According to Daily Mail, Brigitte was initially reluctant to marry the future President Emmanuel Macron because he was 25 years younger and ‘might want children’.
Retired teacher Brigitte Macron, who turns 66 this year, already had a husband and three children when she had an affair with her teenage pupil.
Read: Mapenzi ni kipofu: 40-year-old President Macron steps out with 64-year-old wife
As their relationship progressed, Mr Macron, now 41, asked for her hand in marriage, but she initially told close friend Pascale Bourdel she felt too old.
‘One day, Brigitte said to me “Emmanuel wants us to get married”,’ said Ms Bourdel.
‘She was a little reluctant and I told her that I could not see why, and she said to me, ‘You do realise how old he is, and how old I am? Maybe he’ll want children.’
Ms Bourdel replied: ‘So, Brigitte, you’re happy with him, choose happiness!’
The exchange was recounted in a new France 3 TV documentary called ‘Brigitte Macron: A French Novel’.
The film marks the first time the family have spoken out about the romance that blossomed after Macron began seeing his drama teacher.
He was in her literature class and attending the theatre workshop she ran at a Catholic high school in Amiens.
In his book and political manifesto Revolution, President Macron described the affair as ‘a love often clandestine, often hidden, misunderstood by many before imposing itself.’
The Macrons ended up getting married in the Channel beach resort of Le Touquet in 2007, but not before causing extreme angst among those closest to them.
Mrs Macron’s youngest daughter, Tiphaine Auzière, 34, told the documentary she was just nine when she learned of the affair.
They were quite smitten and it was quite obvious between them and very difficult,’ said Ms Auzière.
Mr Macron was just 16 when he declared his love for the then Mrs Auzière, his drama teacher.
Her first husband, André-Louis Auzière, moved out of the family home in Amiens, and went to live in Lille.
Mr Macron’s doctor parents asked Mrs Auzière to stop seeing him until he was 18 but she said ‘I can’t promise you anything,’ according to the documentary.
Instead, Mr Macron was sent to Paris to continue his education, and they continued seeing each until the Auzières finally divorced.
Despite such trauma, Tiphaine Auzière said: ‘If I had to present a vision of love, it’s Emmanuel and Mummy. When they are together, it’s almost as if the world does not exist.’

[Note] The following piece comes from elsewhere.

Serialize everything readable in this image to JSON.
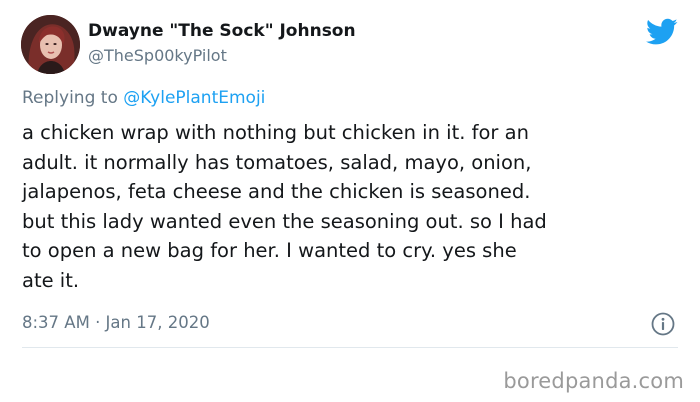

In other recent media interviews, Ms Auzière has called her mother a ‘remarkable warrior’, who gave Mr Macron a great deal of confidence.
As his teacher she used to stand off stage and tell him ‘to raise his voice’, for example, said Ms Auzière.
She added: ‘I had parents who did things intelligently things were done gradually.
‘My dad and my mummy always took care to protect us, to not expose us and to manage things properly so that we suffered as little as possible.
‘My dad worked in Lille during the week and, I was with my mom when she went to see Emmanuel.’
Mr Macron has since admitted that the young children of Tiphanie and her sister and brother are ‘enough’ for him, and he does not regret not having any of his own.
Mrs Macron would not be interviewed for the documentary, but is said to have sanctioned close friends and family talking about her.
She is quoted in the film as saying: ‘I know that I hurt my children and it’s the thing for which I most reproach myself but if I hadn’t made that choice I would have missed out on my life.’
Mrs Macron suffered a great deal of criticism in Amiens, where her family owned a chain of bakeries.
In a macabre twist, the documentary compared the Macron affair to the case of Gabrielle Russier, a teacher in Marseilles who committed suicide in 1969 after being convicted of seducing a 16-year-old in her class.